Motivational Quotes and Disability: It's Complicated
“Push yourself, because no one else is going to do it for you.” –Anonymous
Quotes like this are problematic for the disabled community — for a multitude of reasons. Many of us already struggle to stop pushing beyond our limits, which can be especially difficult as those limitations often haven’t always been present, and for many can change day-to-day without warning. Also, many people with disabilities require help, and not just for activities that would be considered “enrichment” but for our very existence to continue.
Here’s the thing — and please hear me out to the end before canceling me — it’s not about us.
That quote, unless sent directly to us in a private message, or spoken at us in a conversation, really was never intended for the disabled community, and that is OK. If it does get directed at someone who clearly needs support and understanding, rather than motivation, then it should be called out as being completely inappropriate. Also, if you see something along those lines, and it makes you feel down instead of inspired, opening a dialogue with the person sharing it could be an option that could grant both parties perspective. In some cases, it wasn’t meant for you, and that doesn’t make it exclusionary or ableist.
What I notice most often is that someone sees one of these “motivational quotes” on a billboard, public forum, business wall, an acquaintance’s Facebook page, etc., and then they get upset because the quote isn’t true for them. But different people respond to different stimuli. There is a reason these quotes are so popular. They make a lot of people feel good. In my opinion, being ableist doesn’t mean making a broad statement that doesn’t apply to certain people who have a disability. It would, however, be ableist to direct a statement towards someone that belittled them, their struggle, or their disability.

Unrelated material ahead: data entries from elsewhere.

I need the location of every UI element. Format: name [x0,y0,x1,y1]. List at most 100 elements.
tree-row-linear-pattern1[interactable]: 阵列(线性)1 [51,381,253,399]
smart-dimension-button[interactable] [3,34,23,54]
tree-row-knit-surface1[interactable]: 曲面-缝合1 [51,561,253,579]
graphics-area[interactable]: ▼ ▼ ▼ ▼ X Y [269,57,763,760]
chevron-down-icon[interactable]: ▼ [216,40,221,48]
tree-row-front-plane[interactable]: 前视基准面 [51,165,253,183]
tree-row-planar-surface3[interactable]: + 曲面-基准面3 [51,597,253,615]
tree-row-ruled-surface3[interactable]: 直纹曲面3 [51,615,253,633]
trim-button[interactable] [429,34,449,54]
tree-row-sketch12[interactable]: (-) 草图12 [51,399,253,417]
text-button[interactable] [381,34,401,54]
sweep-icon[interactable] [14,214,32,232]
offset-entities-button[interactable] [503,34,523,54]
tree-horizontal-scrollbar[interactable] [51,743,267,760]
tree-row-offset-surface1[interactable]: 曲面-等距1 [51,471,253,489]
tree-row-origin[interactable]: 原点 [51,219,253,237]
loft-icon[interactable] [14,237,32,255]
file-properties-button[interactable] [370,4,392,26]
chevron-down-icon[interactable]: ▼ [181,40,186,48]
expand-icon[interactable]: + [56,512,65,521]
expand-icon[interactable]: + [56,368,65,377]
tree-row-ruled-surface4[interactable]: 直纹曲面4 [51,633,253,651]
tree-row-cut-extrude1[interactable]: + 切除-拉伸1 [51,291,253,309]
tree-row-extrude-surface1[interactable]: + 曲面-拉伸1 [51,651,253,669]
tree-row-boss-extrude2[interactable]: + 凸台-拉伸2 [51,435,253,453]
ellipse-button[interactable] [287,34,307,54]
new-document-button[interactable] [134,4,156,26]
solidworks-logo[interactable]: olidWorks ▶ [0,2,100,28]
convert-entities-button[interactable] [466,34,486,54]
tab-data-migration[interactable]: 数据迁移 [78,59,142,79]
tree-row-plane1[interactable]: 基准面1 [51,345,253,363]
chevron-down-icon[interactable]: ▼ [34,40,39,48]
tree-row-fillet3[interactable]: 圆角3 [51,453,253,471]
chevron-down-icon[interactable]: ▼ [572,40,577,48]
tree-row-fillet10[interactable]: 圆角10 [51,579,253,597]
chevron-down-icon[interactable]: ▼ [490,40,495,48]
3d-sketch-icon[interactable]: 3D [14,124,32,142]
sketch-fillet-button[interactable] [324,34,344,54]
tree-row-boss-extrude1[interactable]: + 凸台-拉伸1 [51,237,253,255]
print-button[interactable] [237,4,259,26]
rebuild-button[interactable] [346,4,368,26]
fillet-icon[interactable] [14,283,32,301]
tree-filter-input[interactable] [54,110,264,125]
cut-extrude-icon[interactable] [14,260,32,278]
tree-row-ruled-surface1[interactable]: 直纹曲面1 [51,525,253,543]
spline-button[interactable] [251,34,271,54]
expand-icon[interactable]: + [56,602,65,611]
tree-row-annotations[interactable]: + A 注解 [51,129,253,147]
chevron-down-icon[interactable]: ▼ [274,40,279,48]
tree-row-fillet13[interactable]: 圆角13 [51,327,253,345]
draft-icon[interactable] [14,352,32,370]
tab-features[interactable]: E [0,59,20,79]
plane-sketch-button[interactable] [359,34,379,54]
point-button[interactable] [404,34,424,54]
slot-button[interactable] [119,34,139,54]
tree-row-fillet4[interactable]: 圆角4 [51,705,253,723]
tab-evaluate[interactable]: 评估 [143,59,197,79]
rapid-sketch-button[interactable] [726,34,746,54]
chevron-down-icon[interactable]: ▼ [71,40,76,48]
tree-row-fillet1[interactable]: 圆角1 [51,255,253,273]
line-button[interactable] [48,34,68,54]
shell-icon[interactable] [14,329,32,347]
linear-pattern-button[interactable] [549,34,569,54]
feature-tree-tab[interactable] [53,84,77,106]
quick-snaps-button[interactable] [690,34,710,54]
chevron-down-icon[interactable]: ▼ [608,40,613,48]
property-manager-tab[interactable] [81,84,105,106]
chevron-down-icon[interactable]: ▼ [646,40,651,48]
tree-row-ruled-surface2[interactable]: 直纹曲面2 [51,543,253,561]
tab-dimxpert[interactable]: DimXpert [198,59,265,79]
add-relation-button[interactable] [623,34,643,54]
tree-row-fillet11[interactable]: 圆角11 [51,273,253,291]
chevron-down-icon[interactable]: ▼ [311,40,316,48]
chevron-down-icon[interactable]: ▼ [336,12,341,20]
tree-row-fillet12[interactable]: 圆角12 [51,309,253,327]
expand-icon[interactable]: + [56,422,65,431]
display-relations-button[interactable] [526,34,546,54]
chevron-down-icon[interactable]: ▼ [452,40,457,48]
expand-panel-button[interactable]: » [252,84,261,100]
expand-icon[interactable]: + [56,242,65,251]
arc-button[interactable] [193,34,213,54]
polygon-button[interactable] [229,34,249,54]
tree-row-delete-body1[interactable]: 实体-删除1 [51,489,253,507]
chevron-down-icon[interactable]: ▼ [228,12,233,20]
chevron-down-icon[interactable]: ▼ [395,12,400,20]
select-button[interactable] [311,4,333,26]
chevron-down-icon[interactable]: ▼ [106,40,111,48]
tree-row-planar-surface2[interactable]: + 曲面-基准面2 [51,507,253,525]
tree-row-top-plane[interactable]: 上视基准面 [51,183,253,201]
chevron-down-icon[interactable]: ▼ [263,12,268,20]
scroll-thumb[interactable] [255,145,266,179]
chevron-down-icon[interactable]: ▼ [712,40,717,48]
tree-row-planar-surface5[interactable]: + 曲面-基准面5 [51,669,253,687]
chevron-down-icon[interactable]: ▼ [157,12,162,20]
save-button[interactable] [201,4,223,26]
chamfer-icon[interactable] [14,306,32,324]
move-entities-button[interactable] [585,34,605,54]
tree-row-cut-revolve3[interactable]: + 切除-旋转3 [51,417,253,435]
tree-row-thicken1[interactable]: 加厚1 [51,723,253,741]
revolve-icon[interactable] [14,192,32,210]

Personally, the idea of it not being about me was a very freeing one. I grew up very soft-hearted, but quick-tempered, and while I have mellowed with age, it is certainly fair to say there are still those tendencies within me. Being in an upset state of mind is not helpful for mental or physical health. Clearly, you should absolutely stand up for yourself when needed, and feeling upset is valid, regardless of the situation, because feelings happen, often even when we ourselves don’t want them to. However, I certainly get upset less when remembering that sometimes that thing I heard or read was meant as a positive for someone else and not a jab at me.
To be fair, and completely transparent, if you choose to adopt this perspective, it can backfire now and again when people try to encourage you.
For example:
I was on my way to Madison WI from the town in Arkansas where I grew up when a severe winter storm hit, and we had to turn back. We were making the trip for my third or fourth brain surgery, and I remember feeling so frustrated because it had been such a long and difficult process to get it scheduled. I’d been waiting nearly a year for this appointment, and now we had to reschedule. As a person of faith, someone from my church said, “God must have known that something wasn’t right, and sent you back home. This is for the best.” I believe in God, and I believe that he desires good things for his children (which in my opinion is everyone), but I don’t think a severe storm hit 250,000+ people to keep me home. I’m not that important. Which leaves me with the rather meaningless frustration of my surgical delay.
I will say this though, remembering that “it’s not about me” has saved me more frustration than it has caused, and by no small measure.